South Africa is also a leader in HIV prevention research. South Africa — and South Africans — have long been leaders in HIV prevention research. A number of key clinical trials and research studies have been hosted, supported, designed and led in South Africa and by South Africans. According to the AVAC HIV Prevention Research & Development Database approximately 13 ongoing clinical trials are taking place in 15 different locations in South Africa currently.
Conference fast facts
HIV R4P brings more than 1 300 of the world’s leading prevention researchers, funders, policy makers and advocates for four days of exchange, debate and direction-setting for the field. The conference features:
Four plenary, and 17 symposia and roundtable sessions.
722 abstract presentations — 177 oral presentations and 545 posters.
300 international scholarships and five New Investigator Awardees.
Webcasts of all oral sessions — available within 24 hours.
The conference is chaired by Sharon Hillier from the University of Pittsburgh in the United States; Eric Hunter of Emory University in the US; Anatoli Kamali from the Medical Research Council and the UVRI Uganda Research Unit on Aids in Uganda; Helen Rees of the Wits Reproductive Health and HIV Institute in South Africa; and Robin Shattock from Imperial College London.
HIV R4P co-chair Professor Helen Rees is an internationally renowned expert in HIV prevention, reproductive health, vaccines and drug regulation. She is the executive director of the University of Witwatersrand’s Reproductive Health and HIV Institute.

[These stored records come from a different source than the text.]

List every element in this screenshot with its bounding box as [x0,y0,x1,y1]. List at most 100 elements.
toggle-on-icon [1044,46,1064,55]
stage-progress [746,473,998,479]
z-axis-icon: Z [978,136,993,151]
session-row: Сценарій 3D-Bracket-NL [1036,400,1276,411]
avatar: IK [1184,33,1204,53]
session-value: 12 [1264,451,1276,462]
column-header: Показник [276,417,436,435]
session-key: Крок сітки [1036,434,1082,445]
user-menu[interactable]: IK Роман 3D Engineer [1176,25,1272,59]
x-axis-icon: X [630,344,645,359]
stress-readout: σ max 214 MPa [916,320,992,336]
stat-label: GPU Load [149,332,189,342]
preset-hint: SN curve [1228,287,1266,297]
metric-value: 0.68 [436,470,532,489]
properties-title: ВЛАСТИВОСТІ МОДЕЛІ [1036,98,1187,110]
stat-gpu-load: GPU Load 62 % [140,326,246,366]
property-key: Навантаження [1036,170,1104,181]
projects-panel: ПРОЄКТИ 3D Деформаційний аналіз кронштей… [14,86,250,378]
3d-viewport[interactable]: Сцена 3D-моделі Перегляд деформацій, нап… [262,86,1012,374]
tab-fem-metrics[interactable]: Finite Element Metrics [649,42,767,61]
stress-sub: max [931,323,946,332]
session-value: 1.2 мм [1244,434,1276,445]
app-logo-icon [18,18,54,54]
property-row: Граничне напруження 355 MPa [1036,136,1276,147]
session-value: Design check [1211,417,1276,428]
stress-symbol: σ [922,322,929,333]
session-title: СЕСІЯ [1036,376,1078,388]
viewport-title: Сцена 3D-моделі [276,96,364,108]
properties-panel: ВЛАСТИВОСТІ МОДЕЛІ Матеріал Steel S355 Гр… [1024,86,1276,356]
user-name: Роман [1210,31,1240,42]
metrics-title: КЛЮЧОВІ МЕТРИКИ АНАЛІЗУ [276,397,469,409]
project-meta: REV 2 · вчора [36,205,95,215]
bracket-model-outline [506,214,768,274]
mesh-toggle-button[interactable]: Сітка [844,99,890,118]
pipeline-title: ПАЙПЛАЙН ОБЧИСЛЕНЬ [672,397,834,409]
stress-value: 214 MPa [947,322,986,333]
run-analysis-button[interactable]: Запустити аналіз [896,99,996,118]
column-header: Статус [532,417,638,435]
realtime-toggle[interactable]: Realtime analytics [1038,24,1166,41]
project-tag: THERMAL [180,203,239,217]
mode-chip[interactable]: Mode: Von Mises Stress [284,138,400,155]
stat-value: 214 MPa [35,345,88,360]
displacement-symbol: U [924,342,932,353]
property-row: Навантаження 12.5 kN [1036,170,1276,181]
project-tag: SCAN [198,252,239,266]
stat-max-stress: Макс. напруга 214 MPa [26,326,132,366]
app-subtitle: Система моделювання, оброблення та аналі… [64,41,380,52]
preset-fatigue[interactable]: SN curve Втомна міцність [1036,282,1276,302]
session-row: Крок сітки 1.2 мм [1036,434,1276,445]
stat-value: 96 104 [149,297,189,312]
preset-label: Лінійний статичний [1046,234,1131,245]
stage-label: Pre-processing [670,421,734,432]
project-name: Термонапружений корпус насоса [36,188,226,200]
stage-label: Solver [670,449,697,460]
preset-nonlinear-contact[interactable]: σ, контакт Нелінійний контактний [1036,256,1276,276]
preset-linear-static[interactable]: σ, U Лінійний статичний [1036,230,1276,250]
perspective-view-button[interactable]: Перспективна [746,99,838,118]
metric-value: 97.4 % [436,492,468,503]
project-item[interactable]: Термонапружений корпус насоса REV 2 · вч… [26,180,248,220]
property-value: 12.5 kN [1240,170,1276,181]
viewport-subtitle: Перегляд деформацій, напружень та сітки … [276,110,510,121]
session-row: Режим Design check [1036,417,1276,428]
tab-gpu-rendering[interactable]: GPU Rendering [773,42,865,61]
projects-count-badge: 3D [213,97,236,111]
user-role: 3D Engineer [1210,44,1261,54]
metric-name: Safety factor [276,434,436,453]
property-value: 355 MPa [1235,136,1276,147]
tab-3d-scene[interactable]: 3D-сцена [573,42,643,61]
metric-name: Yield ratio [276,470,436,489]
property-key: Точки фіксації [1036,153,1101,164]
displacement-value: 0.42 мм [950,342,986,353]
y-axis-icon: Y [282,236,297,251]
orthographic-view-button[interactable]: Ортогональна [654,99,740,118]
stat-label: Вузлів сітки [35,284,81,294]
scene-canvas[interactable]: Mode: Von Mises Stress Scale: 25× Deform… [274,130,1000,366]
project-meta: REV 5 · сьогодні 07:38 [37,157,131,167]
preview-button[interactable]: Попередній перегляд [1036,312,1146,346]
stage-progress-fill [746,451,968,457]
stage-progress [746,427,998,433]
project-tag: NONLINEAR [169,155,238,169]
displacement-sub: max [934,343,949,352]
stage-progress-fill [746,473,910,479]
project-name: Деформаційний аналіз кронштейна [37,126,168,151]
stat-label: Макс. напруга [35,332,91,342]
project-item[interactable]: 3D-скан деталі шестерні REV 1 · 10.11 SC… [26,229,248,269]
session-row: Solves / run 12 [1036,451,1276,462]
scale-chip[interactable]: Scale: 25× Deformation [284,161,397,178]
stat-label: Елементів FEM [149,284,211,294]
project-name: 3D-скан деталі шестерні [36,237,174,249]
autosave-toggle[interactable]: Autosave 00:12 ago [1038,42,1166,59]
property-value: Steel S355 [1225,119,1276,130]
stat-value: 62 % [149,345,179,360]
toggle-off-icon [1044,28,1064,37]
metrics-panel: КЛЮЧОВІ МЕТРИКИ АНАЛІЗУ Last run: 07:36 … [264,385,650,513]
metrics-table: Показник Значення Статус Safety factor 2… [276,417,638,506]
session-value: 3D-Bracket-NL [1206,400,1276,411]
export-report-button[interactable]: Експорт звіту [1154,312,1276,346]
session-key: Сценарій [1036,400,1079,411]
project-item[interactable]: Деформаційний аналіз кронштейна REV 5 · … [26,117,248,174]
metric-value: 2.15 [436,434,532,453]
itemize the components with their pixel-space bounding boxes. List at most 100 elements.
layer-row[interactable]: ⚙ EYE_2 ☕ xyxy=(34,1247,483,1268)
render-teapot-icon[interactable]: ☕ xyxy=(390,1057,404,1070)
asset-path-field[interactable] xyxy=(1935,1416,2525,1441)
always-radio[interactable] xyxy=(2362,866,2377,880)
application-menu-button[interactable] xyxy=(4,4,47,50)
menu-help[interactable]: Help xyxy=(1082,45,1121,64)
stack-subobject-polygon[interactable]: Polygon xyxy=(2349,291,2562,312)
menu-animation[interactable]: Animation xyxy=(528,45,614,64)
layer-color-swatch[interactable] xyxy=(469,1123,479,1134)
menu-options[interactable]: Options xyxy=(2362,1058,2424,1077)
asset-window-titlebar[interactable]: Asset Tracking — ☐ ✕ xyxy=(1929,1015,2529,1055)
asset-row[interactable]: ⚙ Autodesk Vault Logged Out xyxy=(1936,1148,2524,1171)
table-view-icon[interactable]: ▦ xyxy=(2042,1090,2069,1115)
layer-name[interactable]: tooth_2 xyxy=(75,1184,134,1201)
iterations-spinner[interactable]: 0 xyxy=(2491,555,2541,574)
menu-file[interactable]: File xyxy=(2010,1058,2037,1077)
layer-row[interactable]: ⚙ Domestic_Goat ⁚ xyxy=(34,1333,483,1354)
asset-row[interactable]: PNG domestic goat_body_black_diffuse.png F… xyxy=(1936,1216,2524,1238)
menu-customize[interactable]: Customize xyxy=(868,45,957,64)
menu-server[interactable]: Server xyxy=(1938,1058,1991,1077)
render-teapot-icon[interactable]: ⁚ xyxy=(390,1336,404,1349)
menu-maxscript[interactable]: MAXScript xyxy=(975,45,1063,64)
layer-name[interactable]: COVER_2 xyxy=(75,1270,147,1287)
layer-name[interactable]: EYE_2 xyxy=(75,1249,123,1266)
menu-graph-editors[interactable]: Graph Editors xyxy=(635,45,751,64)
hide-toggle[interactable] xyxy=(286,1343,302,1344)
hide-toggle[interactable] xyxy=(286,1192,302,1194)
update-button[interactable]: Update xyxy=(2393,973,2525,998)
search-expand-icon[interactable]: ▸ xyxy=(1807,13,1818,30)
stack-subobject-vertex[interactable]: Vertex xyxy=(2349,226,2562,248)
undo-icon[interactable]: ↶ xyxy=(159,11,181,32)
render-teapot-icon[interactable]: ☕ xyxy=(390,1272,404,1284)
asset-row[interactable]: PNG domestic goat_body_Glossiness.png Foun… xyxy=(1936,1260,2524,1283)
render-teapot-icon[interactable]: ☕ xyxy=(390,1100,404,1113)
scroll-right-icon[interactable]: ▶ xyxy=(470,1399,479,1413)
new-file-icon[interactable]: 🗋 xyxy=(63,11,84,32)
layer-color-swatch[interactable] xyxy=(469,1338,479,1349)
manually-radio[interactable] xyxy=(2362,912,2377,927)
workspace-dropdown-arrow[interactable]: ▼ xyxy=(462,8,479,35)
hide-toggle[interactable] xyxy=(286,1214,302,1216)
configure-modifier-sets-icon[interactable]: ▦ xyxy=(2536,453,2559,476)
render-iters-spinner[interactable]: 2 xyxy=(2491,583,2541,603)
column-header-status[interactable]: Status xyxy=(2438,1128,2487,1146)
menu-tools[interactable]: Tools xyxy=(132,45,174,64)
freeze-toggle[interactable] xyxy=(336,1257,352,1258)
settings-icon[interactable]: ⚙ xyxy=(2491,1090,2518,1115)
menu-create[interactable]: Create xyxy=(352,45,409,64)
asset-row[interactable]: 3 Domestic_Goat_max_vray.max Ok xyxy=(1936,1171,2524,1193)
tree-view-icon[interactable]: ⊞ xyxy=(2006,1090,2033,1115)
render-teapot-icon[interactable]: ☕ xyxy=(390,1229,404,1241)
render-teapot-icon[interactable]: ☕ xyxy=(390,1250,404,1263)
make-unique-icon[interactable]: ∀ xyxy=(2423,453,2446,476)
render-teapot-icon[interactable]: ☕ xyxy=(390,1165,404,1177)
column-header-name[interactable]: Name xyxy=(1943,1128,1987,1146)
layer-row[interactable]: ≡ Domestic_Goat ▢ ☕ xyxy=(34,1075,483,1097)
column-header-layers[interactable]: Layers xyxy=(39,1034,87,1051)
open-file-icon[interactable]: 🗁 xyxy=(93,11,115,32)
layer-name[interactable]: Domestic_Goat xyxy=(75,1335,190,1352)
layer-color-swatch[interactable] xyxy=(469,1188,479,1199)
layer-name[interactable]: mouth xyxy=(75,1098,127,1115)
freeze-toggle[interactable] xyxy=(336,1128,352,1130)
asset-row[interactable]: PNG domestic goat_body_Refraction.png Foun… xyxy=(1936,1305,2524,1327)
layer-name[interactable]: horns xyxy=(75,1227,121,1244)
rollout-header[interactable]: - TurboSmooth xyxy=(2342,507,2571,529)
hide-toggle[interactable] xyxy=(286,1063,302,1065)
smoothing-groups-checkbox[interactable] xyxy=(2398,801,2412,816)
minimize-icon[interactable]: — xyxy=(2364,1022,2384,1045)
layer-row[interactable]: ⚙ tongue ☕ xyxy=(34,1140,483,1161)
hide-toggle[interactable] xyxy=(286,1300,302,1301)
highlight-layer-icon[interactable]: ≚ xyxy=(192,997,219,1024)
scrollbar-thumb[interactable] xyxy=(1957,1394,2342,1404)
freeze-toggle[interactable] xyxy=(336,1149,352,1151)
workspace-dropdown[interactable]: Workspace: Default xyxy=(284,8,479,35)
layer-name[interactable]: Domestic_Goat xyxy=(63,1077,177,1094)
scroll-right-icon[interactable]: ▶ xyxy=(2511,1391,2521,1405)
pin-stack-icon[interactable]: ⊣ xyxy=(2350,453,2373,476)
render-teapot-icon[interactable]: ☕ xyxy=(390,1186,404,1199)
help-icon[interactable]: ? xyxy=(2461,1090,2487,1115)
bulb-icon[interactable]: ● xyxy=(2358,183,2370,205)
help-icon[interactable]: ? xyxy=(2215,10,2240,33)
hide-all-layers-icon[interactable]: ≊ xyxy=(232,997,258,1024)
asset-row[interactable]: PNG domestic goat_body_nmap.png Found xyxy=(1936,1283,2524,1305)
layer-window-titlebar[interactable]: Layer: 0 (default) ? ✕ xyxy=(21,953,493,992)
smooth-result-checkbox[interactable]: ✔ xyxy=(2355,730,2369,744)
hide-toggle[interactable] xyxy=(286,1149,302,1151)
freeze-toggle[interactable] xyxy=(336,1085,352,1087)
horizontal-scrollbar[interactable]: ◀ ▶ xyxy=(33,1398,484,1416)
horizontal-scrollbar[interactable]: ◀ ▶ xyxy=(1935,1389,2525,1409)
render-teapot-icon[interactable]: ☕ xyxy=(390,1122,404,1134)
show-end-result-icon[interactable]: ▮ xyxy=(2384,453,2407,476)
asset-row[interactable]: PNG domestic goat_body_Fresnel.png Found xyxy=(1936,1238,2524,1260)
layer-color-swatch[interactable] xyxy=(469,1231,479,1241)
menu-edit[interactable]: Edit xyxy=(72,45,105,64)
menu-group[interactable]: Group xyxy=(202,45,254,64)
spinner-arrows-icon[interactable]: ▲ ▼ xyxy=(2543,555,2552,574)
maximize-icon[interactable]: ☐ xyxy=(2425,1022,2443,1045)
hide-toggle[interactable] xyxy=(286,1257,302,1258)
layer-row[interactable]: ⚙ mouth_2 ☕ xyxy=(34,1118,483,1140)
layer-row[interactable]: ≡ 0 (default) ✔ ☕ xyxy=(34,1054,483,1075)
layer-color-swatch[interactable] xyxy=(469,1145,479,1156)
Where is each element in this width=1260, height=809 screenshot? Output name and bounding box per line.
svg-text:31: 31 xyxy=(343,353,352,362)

Rees is the chair of the World Health Organisation’s Regional Office for Africa Advisory Committee on Vaccines and a member of the South African National Advisory Group on Immunisation, a member of the Scientific Advisory Committee of the HIV Prevention Trials Network, and the protocol chair of the Follow-on African Consortium for Tenofovir Studies (FACTS 001), the confirmatory study evaluating the safety and effectiveness of 1% tenofovir gel in preventing HIV acquisition in young women. She is the past chair of the South African National Aids Council’s Programme Implementation Committee and is co-chair of the National Institutes of Health funded Wits HIV Research Group.